Chapter 1

I walk down the streets that used to be crowded. Chicago is a silent place now. When I see what is left of the buildings, I want to scream, cry. But my tears have finally dried out. I look behind me. Ace has stopped walking and is now looking up at the sky. It's early morning and the sun has just set on the horizon. This morning, Ace and I decided to sneak out of the asylum to look for our home. It has been months since we've been there. Just after the purity war, the survivors were locked away in isolation cells. That was because the toxic gases could still infect our genes, as if that's worse than dying. Last week we finally moved tot the asylum, were we can actually go outside.
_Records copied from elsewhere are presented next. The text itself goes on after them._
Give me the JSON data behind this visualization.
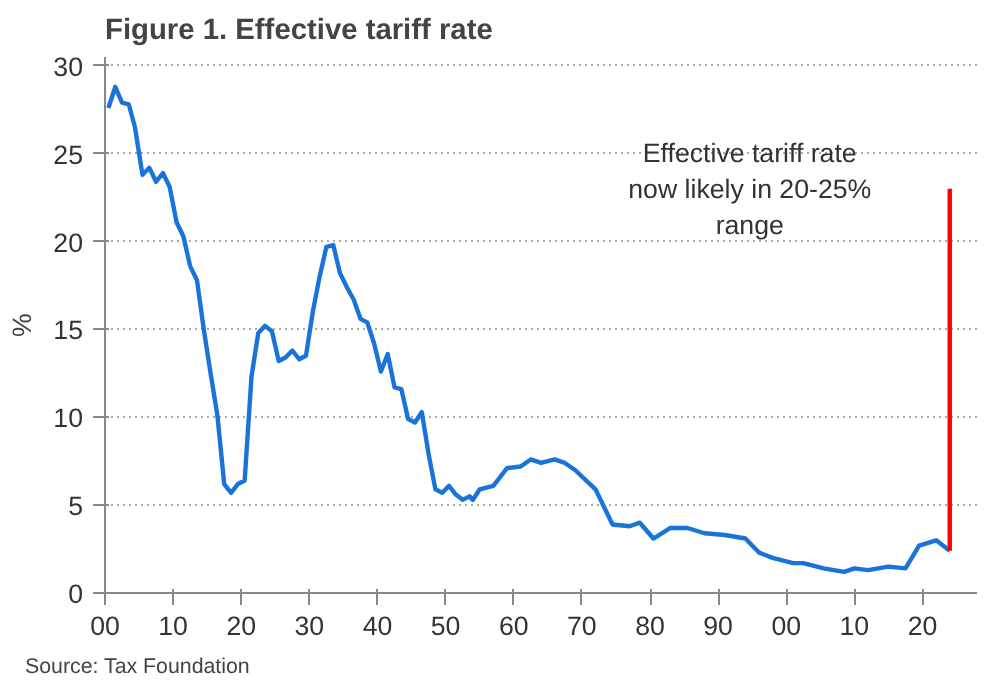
{
  "chart_data": {
    "type": "line",
    "title": "Figure 1. Effective tariff rate",
    "ylabel": "%",
    "series": [
      {
        "color": "#1a73d9",
        "x": [
          1900.5,
          1901.5,
          1902.5,
          1903.5,
          1904.4,
          1905.5,
          1906.5,
          1907.5,
          1908.5,
          1909.5,
          1910.5,
          1911.5,
          1912.5,
          1913.5,
          1914.5,
          1915.5,
          1916.5,
          1917.5,
          1918.5,
          1919.5,
          1920.5,
          1921.5,
          1922.5,
          1923.5,
          1924.5,
          1925.5,
          1926.5,
          1927.5,
          1928.5,
          1929.5,
          1930.5,
          1931.5,
          1932.5,
          1933.5,
          1934.5,
          1935.5,
          1936.5,
          1937.5,
          1938.5,
          1939.5,
          1940.5,
          1941.5,
          1942.5,
          1943.5,
          1944.5,
          1945.5,
          1946.5,
          1947.5,
          1948.5,
          1949.5,
          1950.5,
          1951.5,
          1952.5,
          1953.5,
          1954,
          1955,
          1957,
          1959,
          1961,
          1962.5,
          1964,
          1966,
          1967.5,
          1969,
          1972,
          1973,
          1974.5,
          1977,
          1978.5,
          1980.5,
          1983,
          1985.5,
          1988,
          1991,
          1994,
          1996,
          1998,
          2001,
          2002.5,
          2005.5,
          2008.5,
          2010,
          2012,
          2015,
          2017.5,
          2019.5,
          2022,
          2024
        ],
        "values": [
          27.6,
          28.8,
          27.9,
          27.8,
          26.5,
          23.8,
          24.2,
          23.4,
          23.9,
          23.1,
          21.1,
          20.3,
          18.6,
          17.8,
          15.0,
          12.5,
          10.1,
          6.2,
          5.7,
          6.2,
          6.4,
          12.3,
          14.8,
          15.2,
          14.9,
          13.2,
          13.4,
          13.8,
          13.3,
          13.5,
          16.0,
          18.0,
          19.7,
          19.8,
          18.2,
          17.4,
          16.7,
          15.6,
          15.4,
          14.2,
          12.6,
          13.6,
          11.7,
          11.6,
          9.9,
          9.7,
          10.3,
          7.9,
          5.9,
          5.7,
          6.1,
          5.6,
          5.3,
          5.5,
          5.3,
          5.9,
          6.1,
          7.1,
          7.2,
          7.6,
          7.4,
          7.6,
          7.4,
          7.0,
          5.9,
          5.1,
          3.9,
          3.8,
          4.0,
          3.1,
          3.7,
          3.7,
          3.4,
          3.3,
          3.1,
          2.3,
          2.0,
          1.7,
          1.7,
          1.4,
          1.2,
          1.4,
          1.3,
          1.5,
          1.4,
          2.7,
          3.0,
          2.4
        ]
      },
      {
        "color": "#ff0000",
        "x": [
          2024,
          2024
        ],
        "values": [
          2.4,
          23
        ]
      }
    ],
    "xlim": [
      1900,
      2028
    ],
    "ylim": [
      0,
      30.5
    ],
    "xticks": [
      {
        "value": 1900,
        "label": "00"
      },
      {
        "value": 1910,
        "label": "10"
      },
      {
        "value": 1920,
        "label": "20"
      },
      {
        "value": 1930,
        "label": "30"
      },
      {
        "value": 1940,
        "label": "40"
      },
      {
        "value": 1950,
        "label": "50"
      },
      {
        "value": 1960,
        "label": "60"
      },
      {
        "value": 1970,
        "label": "70"
      },
      {
        "value": 1980,
        "label": "80"
      },
      {
        "value": 1990,
        "label": "90"
      },
      {
        "value": 2000,
        "label": "00"
      },
      {
        "value": 2010,
        "label": "10"
      },
      {
        "value": 2020,
        "label": "20"
      }
    ],
    "yticks": [
      0,
      5,
      10,
      15,
      20,
      25,
      30
    ],
    "grid": "y",
    "annotations": [
      {
        "text": "Effective tariff rate\nnow likely in 20-25%\nrange",
        "x": 2024,
        "y": 23
      },
      "Source: Tax Foundation"
    ]
  }
}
I walk towards Ace. "Come, we should move on." He nods and lets me drag him with me. Tears do eventually come when we walk into our street. It seems such a long time ago, going to school and playing with friends. It has been five years before the beginning of the war. Three years before they last went to school. If everything would have stayed normal, she would've been a freshman in high school now. Ace has walked on to the first house in our street, Mrs. Peggy's house. We used to fear her when young. But when we got older, Ace started to visit her. I never really understood their connection, but she was always nice, in a weird way. He walks into the garden where they always worked. I walk towards him. He looks at me, tears in his eyes. "It's gone, it's all gone. Everything is gone." I take his hands and rub them with my finger. "Hey. Hey, look at me. I'm still here. It's going to be okay as long as we stick together." I say it more to myself then to him. He jerks his hands away. "But it's not okay. Look at this, Rain. Everyone's gone." I ignore his fierce reaction and wrap my arms around him. "I know. But there is always hope, always."
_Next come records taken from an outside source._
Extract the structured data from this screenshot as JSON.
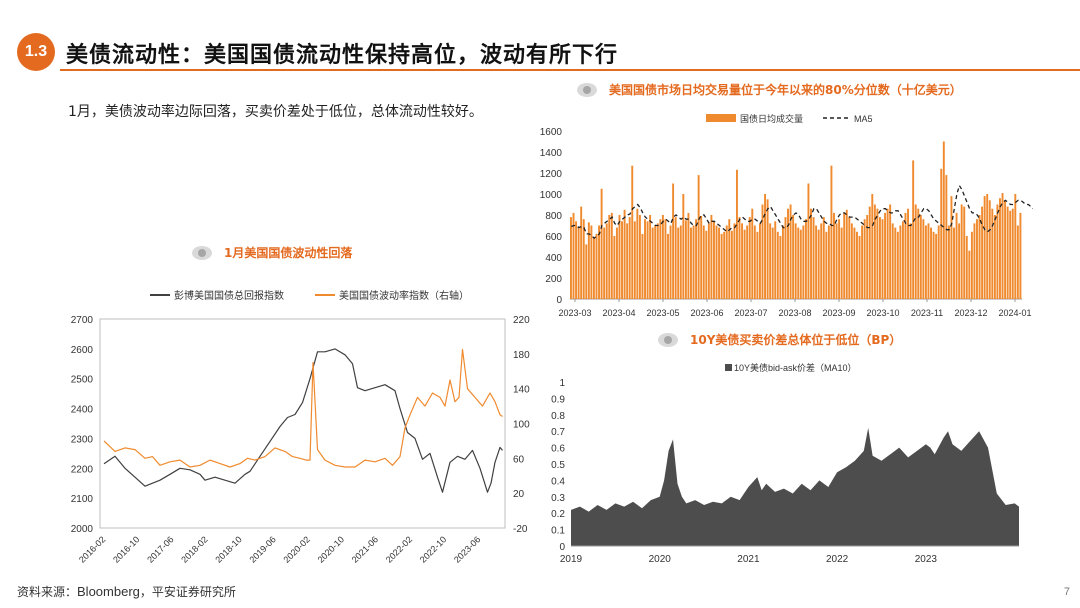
{
  "header": {
    "badge": "1.3",
    "title": "美债流动性：美国国债流动性保持高位，波动有所下行"
  },
  "summary": "1月，美债波动率边际回落，买卖价差处于低位，总体流动性较好。",
  "footer": {
    "source_label": "资料来源：",
    "source_en": "Bloomberg",
    "source_rest": "，平安证券研究所",
    "page": "7"
  },
  "colors": {
    "accent": "#e46a1f",
    "orange": "#f08a2e",
    "line_dark": "#404040",
    "area_dark": "#4d4d4d"
  },
  "chart_data": [
    {
      "id": "volatility",
      "type": "line",
      "title": "1月美国国债波动性回落",
      "x_tick_labels": [
        "2016-02",
        "2016-10",
        "2017-06",
        "2018-02",
        "2018-10",
        "2019-06",
        "2020-02",
        "2020-10",
        "2021-06",
        "2022-02",
        "2022-10",
        "2023-06"
      ],
      "ylim": [
        2000,
        2700
      ],
      "y_ticks": [
        2000,
        2100,
        2200,
        2300,
        2400,
        2500,
        2600,
        2700
      ],
      "y2lim": [
        -20,
        220
      ],
      "y2_ticks": [
        -20,
        20,
        60,
        100,
        140,
        180,
        220
      ],
      "legend_position": "top",
      "series": [
        {
          "name": "彭博美国国债总回报指数",
          "axis": "left",
          "color": "#404040",
          "x": [
            2016.08,
            2016.3,
            2016.5,
            2016.7,
            2016.9,
            2017.05,
            2017.2,
            2017.4,
            2017.6,
            2017.8,
            2018.0,
            2018.1,
            2018.3,
            2018.5,
            2018.7,
            2018.9,
            2019.0,
            2019.2,
            2019.4,
            2019.6,
            2019.75,
            2019.9,
            2020.05,
            2020.2,
            2020.35,
            2020.5,
            2020.7,
            2020.9,
            2021.05,
            2021.15,
            2021.3,
            2021.5,
            2021.7,
            2021.9,
            2022.0,
            2022.15,
            2022.3,
            2022.45,
            2022.6,
            2022.75,
            2022.85,
            2023.0,
            2023.15,
            2023.3,
            2023.45,
            2023.6,
            2023.75,
            2023.82,
            2023.9,
            2024.0,
            2024.05
          ],
          "y": [
            2215,
            2240,
            2200,
            2170,
            2140,
            2150,
            2160,
            2180,
            2200,
            2195,
            2180,
            2160,
            2170,
            2160,
            2150,
            2180,
            2190,
            2240,
            2290,
            2340,
            2370,
            2380,
            2420,
            2500,
            2590,
            2590,
            2600,
            2580,
            2550,
            2470,
            2460,
            2470,
            2480,
            2460,
            2400,
            2320,
            2300,
            2230,
            2250,
            2170,
            2120,
            2220,
            2240,
            2230,
            2260,
            2200,
            2120,
            2150,
            2220,
            2270,
            2260
          ]
        },
        {
          "name": "美国国债波动率指数（右轴）",
          "axis": "right",
          "color": "#f08a2e",
          "x": [
            2016.08,
            2016.3,
            2016.5,
            2016.7,
            2016.9,
            2017.05,
            2017.2,
            2017.4,
            2017.6,
            2017.8,
            2018.0,
            2018.2,
            2018.4,
            2018.6,
            2018.8,
            2018.95,
            2019.1,
            2019.3,
            2019.5,
            2019.7,
            2019.85,
            2020.0,
            2020.12,
            2020.2,
            2020.26,
            2020.35,
            2020.5,
            2020.7,
            2020.9,
            2021.1,
            2021.2,
            2021.3,
            2021.5,
            2021.7,
            2021.85,
            2022.0,
            2022.1,
            2022.2,
            2022.35,
            2022.5,
            2022.65,
            2022.8,
            2022.9,
            2023.0,
            2023.1,
            2023.18,
            2023.25,
            2023.35,
            2023.5,
            2023.65,
            2023.8,
            2023.9,
            2024.0,
            2024.05
          ],
          "y": [
            80,
            68,
            72,
            70,
            60,
            62,
            52,
            56,
            58,
            50,
            52,
            58,
            54,
            50,
            54,
            60,
            58,
            62,
            72,
            68,
            62,
            60,
            58,
            58,
            170,
            70,
            58,
            52,
            50,
            50,
            54,
            58,
            56,
            60,
            52,
            62,
            95,
            110,
            130,
            120,
            135,
            130,
            120,
            150,
            125,
            130,
            185,
            140,
            130,
            120,
            135,
            125,
            110,
            108
          ]
        }
      ]
    },
    {
      "id": "volume",
      "type": "bar",
      "title": "美国国债市场日均交易量位于今年以来的80%分位数（十亿美元）",
      "x_tick_labels": [
        "2023-03",
        "2023-04",
        "2023-05",
        "2023-06",
        "2023-07",
        "2023-08",
        "2023-09",
        "2023-10",
        "2023-11",
        "2023-12",
        "2024-01"
      ],
      "ylim": [
        0,
        1600
      ],
      "y_ticks": [
        0,
        200,
        400,
        600,
        800,
        1000,
        1200,
        1400,
        1600
      ],
      "legend_position": "top",
      "series": [
        {
          "name": "国债日均成交量",
          "color": "#f08a2e",
          "values": [
            780,
            820,
            740,
            690,
            880,
            760,
            520,
            730,
            700,
            580,
            620,
            700,
            1050,
            680,
            720,
            800,
            820,
            600,
            680,
            800,
            740,
            850,
            720,
            780,
            1270,
            740,
            860,
            800,
            620,
            760,
            740,
            800,
            680,
            700,
            720,
            760,
            800,
            760,
            620,
            700,
            1100,
            780,
            680,
            700,
            1000,
            750,
            820,
            680,
            700,
            760,
            1180,
            790,
            700,
            650,
            720,
            800,
            740,
            700,
            680,
            620,
            640,
            700,
            760,
            650,
            720,
            1230,
            780,
            720,
            660,
            700,
            780,
            860,
            700,
            640,
            720,
            900,
            1000,
            950,
            720,
            680,
            740,
            640,
            600,
            700,
            780,
            860,
            900,
            800,
            720,
            680,
            660,
            700,
            760,
            1100,
            860,
            780,
            700,
            660,
            720,
            780,
            640,
            700,
            1270,
            820,
            720,
            760,
            680,
            820,
            850,
            780,
            720,
            680,
            640,
            600,
            700,
            760,
            800,
            880,
            1000,
            900,
            860,
            780,
            760,
            820,
            860,
            900,
            720,
            680,
            640,
            700,
            740,
            820,
            860,
            720,
            1320,
            900,
            860,
            800,
            760,
            700,
            720,
            680,
            640,
            620,
            700,
            1240,
            1500,
            1180,
            700,
            980,
            680,
            820,
            720,
            900,
            880,
            600,
            460,
            640,
            720,
            760,
            800,
            880,
            980,
            1000,
            940,
            860,
            800,
            900,
            960,
            1010,
            940,
            880,
            840,
            860,
            1000,
            700,
            820
          ]
        },
        {
          "name": "MA5",
          "color": "#222222",
          "values": [
            690,
            700,
            700,
            680,
            690,
            680,
            620,
            620,
            600,
            580,
            600,
            620,
            700,
            720,
            740,
            760,
            780,
            720,
            700,
            740,
            760,
            780,
            800,
            810,
            860,
            880,
            900,
            870,
            820,
            780,
            760,
            740,
            720,
            700,
            700,
            710,
            740,
            760,
            740,
            720,
            780,
            800,
            780,
            760,
            780,
            760,
            760,
            720,
            700,
            700,
            760,
            800,
            800,
            760,
            720,
            740,
            740,
            720,
            700,
            680,
            660,
            640,
            660,
            680,
            680,
            720,
            760,
            780,
            760,
            740,
            740,
            760,
            760,
            740,
            720,
            760,
            820,
            860,
            880,
            840,
            800,
            760,
            720,
            680,
            680,
            700,
            760,
            800,
            820,
            800,
            760,
            740,
            740,
            760,
            800,
            860,
            860,
            820,
            780,
            740,
            720,
            720,
            700,
            700,
            760,
            800,
            820,
            820,
            800,
            780,
            780,
            780,
            760,
            740,
            720,
            700,
            680,
            680,
            700,
            760,
            800,
            840,
            860,
            860,
            840,
            820,
            820,
            840,
            840,
            800,
            760,
            720,
            700,
            700,
            740,
            780,
            780,
            820,
            860,
            860,
            840,
            800,
            760,
            740,
            720,
            700,
            680,
            660,
            660,
            720,
            860,
            1000,
            1080,
            1040,
            980,
            920,
            860,
            820,
            820,
            800,
            760,
            700,
            660,
            640,
            660,
            700,
            760,
            820,
            880,
            920,
            940,
            920,
            900,
            900,
            920,
            940,
            940,
            920,
            900,
            900,
            880,
            860,
            860
          ]
        }
      ]
    },
    {
      "id": "bidask",
      "type": "area",
      "title": "10Y美债买卖价差总体位于低位（BP）",
      "x_tick_labels": [
        "2019",
        "2020",
        "2021",
        "2022",
        "2023"
      ],
      "ylim": [
        0,
        1
      ],
      "y_ticks": [
        0,
        0.1,
        0.2,
        0.3,
        0.4,
        0.5,
        0.6,
        0.7,
        0.8,
        0.9,
        1
      ],
      "legend_position": "top",
      "series": [
        {
          "name": "10Y美债bid-ask价差（MA10）",
          "color": "#4d4d4d",
          "x": [
            2019.0,
            2019.1,
            2019.2,
            2019.3,
            2019.4,
            2019.5,
            2019.6,
            2019.7,
            2019.8,
            2019.9,
            2020.0,
            2020.05,
            2020.1,
            2020.15,
            2020.2,
            2020.25,
            2020.3,
            2020.4,
            2020.5,
            2020.6,
            2020.7,
            2020.8,
            2020.9,
            2021.0,
            2021.1,
            2021.15,
            2021.2,
            2021.3,
            2021.4,
            2021.5,
            2021.6,
            2021.7,
            2021.8,
            2021.9,
            2022.0,
            2022.1,
            2022.2,
            2022.3,
            2022.35,
            2022.4,
            2022.5,
            2022.6,
            2022.7,
            2022.8,
            2022.9,
            2023.0,
            2023.05,
            2023.1,
            2023.2,
            2023.25,
            2023.3,
            2023.4,
            2023.5,
            2023.6,
            2023.7,
            2023.8,
            2023.9,
            2024.0,
            2024.05
          ],
          "y": [
            0.22,
            0.24,
            0.21,
            0.25,
            0.22,
            0.26,
            0.24,
            0.27,
            0.23,
            0.28,
            0.3,
            0.4,
            0.58,
            0.65,
            0.38,
            0.3,
            0.26,
            0.28,
            0.25,
            0.27,
            0.26,
            0.3,
            0.28,
            0.36,
            0.42,
            0.34,
            0.38,
            0.33,
            0.35,
            0.32,
            0.38,
            0.34,
            0.4,
            0.36,
            0.45,
            0.48,
            0.52,
            0.58,
            0.72,
            0.55,
            0.52,
            0.56,
            0.6,
            0.54,
            0.58,
            0.62,
            0.6,
            0.56,
            0.66,
            0.7,
            0.62,
            0.58,
            0.64,
            0.7,
            0.6,
            0.32,
            0.25,
            0.26,
            0.24
          ]
        }
      ]
    }
  ]
}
We stand in front of our house in silence. We've stood here for at least five minutes now, like we're expecting the house to change back to its normal shape. Except it doesn't. The walls of the kitchen and the hall are still partly there. Even some pieces of glass are still in the place they're supposed to be. I try to move forward, it's hard. I walk toward the place where used to be the door. Inside, or what used to be inside, is a mess. I kneel and let my hands search through the pieces of brick and wood. I try to find anything that could let me remember my parents. There's not much, except old furniture and useless things, which I don't take. I walk on to the back of the house. Finally I see something in the middle of the big mess. A book. I wipe the dust of the cover and blow through the pages. A title becomes visible. And suddenly I recognize it. 'The perks of becoming an astronaut, by Grace Andrew.' My moms favorite. She always encourages us to read it, but I never did. I take the book in my arms and press it against my chest. Then I turn around and walk back to Ace.